Death and taxes. Long drives and plenty of snacks. Spousal trusts and estate planning.


What do these things have in common? For better or for worse, they go together—and when you plan for them in advance, it’s better for you and your passengers.


When planning your estate, spousal trusts ensure that your spouse or common-law partner will be looked after in the event of your passing, regardless of their capacity, or the demands of other beneficiaries.


Why a spousal trust?


1. Save money!


There are no capital gains on assets transferred to or held in a spousal trust for the duration of the surviving spouse’s lifetime. Probate taxes may be payable upon transfer to the trust, however, they are not payable again on the surviving spouse's death, but rather flow through the trust.
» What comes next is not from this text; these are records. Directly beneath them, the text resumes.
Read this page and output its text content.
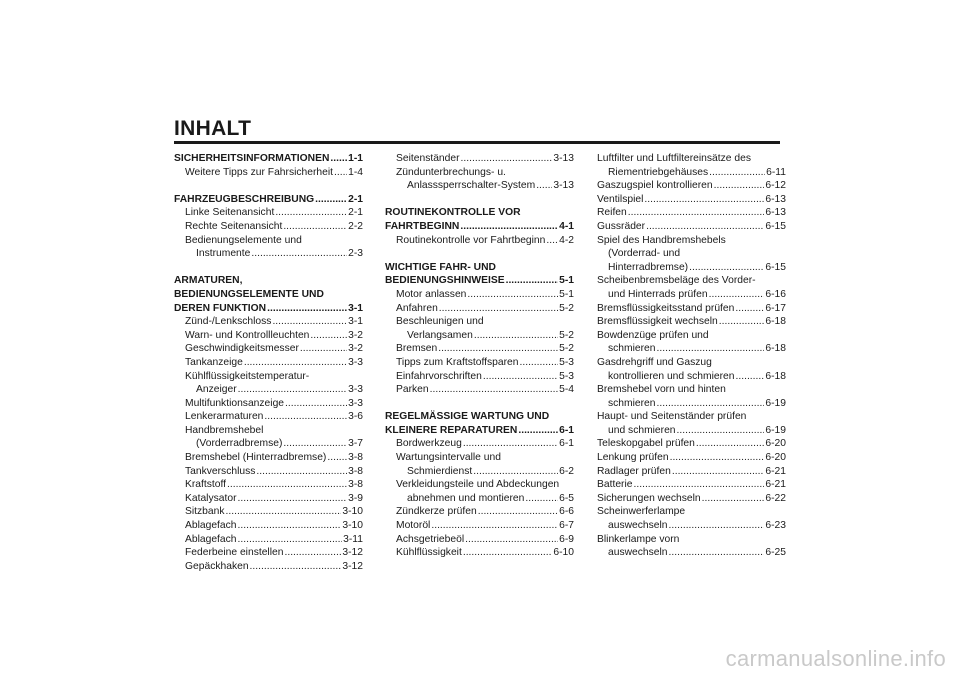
INHALT
SICHERHEITSINFORMATIONEN ..... 1-1
Weitere Tipps zur Fahrsicherheit ..... 1-4
FAHRZEUGBESCHREIBUNG .....	2-1
Linke Seitenansicht .....	2-1
Rechte Seitenansicht .....	2-2
Bedienungselemente und
Instrumente .....	2-3
ARMATUREN,
BEDIENUNGSELEMENTE UND
DEREN FUNKTION .....	3-1
Zünd-/Lenkschloss .....	3-1
Warn- und Kontrollleuchten .....	3-2
Geschwindigkeitsmesser .....	3-2
Tankanzeige .....	3-3
Kühlflüssigkeitstemperatur-
Anzeiger .....	3-3
Multifunktionsanzeige .....	3-3
Lenkerarmaturen .....	3-6
Handbremshebel
(Vorderradbremse) .....	3-7
Bremshebel (Hinterradbremse) ..... 3-8
Tankverschluss .....	3-8
Kraftstoff .....	3-8
Katalysator .....	3-9
Sitzbank .....	3-10
Ablagefach .....	3-10
Ablagefach .....	3-11
Federbeine einstellen .....	3-12
Gepäckhaken .....	3-12
Seitenständer .....	3-13
Zündunterbrechungs- u.
Anlasssperrschalter-System ..... 3-13
ROUTINEKONTROLLE VOR
FAHRTBEGINN .....	4-1
Routinekontrolle vor Fahrtbeginn ..... 4-2
WICHTIGE FAHR- UND
BEDIENUNGSHINWEISE .....	5-1
Motor anlassen .....	5-1
Anfahren .....	5-2
Beschleunigen und
Verlangsamen .....	5-2
Bremsen .....	5-2
Tipps zum Kraftstoffsparen .....	5-3
Einfahrvorschriften .....	5-3
Parken .....	5-4
REGELMÄSSIGE WARTUNG UND
KLEINERE REPARATUREN .....	6-1
Bordwerkzeug .....	6-1
Wartungsintervalle und
Schmierdienst .....	6-2
Verkleidungsteile und Abdeckungen
abnehmen und montieren .....	6-5
Zündkerze prüfen .....	6-6
Motoröl .....	6-7
Achsgetriebeöl .....	6-9
Kühlflüssigkeit .....	6-10
Luftfilter und Luftfiltereinsätze des
Riementriebgehäuses .....	6-11
Gaszugspiel kontrollieren .....	6-12
Ventilspiel .....	6-13
Reifen .....	6-13
Gussräder .....	6-15
Spiel des Handbremshebels
(Vorderrad- und
Hinterradbremse) .....	6-15
Scheibenbremsbeläge des Vorder-
und Hinterrads prüfen .....	6-16
Bremsflüssigkeitsstand prüfen .....	6-17
Bremsflüssigkeit wechseln .....	6-18
Bowdenzüge prüfen und
schmieren .....	6-18
Gasdrehgriff und Gaszug
kontrollieren und schmieren .....	6-18
Bremshebel vorn und hinten
schmieren .....	6-19
Haupt- und Seitenständer prüfen
und schmieren .....	6-19
Teleskopgabel prüfen .....	6-20
Lenkung prüfen .....	6-20
Radlager prüfen .....	6-21
Batterie .....	6-21
Sicherungen wechseln .....	6-22
Scheinwerferlampe
auswechseln .....	6-23
Blinkerlampe vorn
auswechseln .....	6-25
carmanualsonline.info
2. Manage how your assets will be used.


Spousal trusts can include conditions that outline specifically how the assets in trust can be used. If there are other trustees who may be managing your assets after you die, this ensures that your spouse can use the assets for their own benefit, separately from other assets managed by your trustees, but the capital value can be protected for your future beneficiaries.


3. Peace of mind for your beneficiaries.


When you create a spousal trust, the assets held in trust remain a part of your estate even after your passing. This means that when your spouse dies, these assets will go to the beneficiaries you have designated, rather than your spouse’s estate. This may be especially important for blended families, or families with children from different marriages: if you want your family home to be used first by your current spouse, and then your children from a prior relationship, your family would benefit from a spousal trust.


Spousal trusts provide additional certainty on how your assets will be managed, and who will benefit from them. To leave your family with the clearest roadmap after your passing, consider reaching out to an estate planning lawyer to investigate whether this strategy is right for you.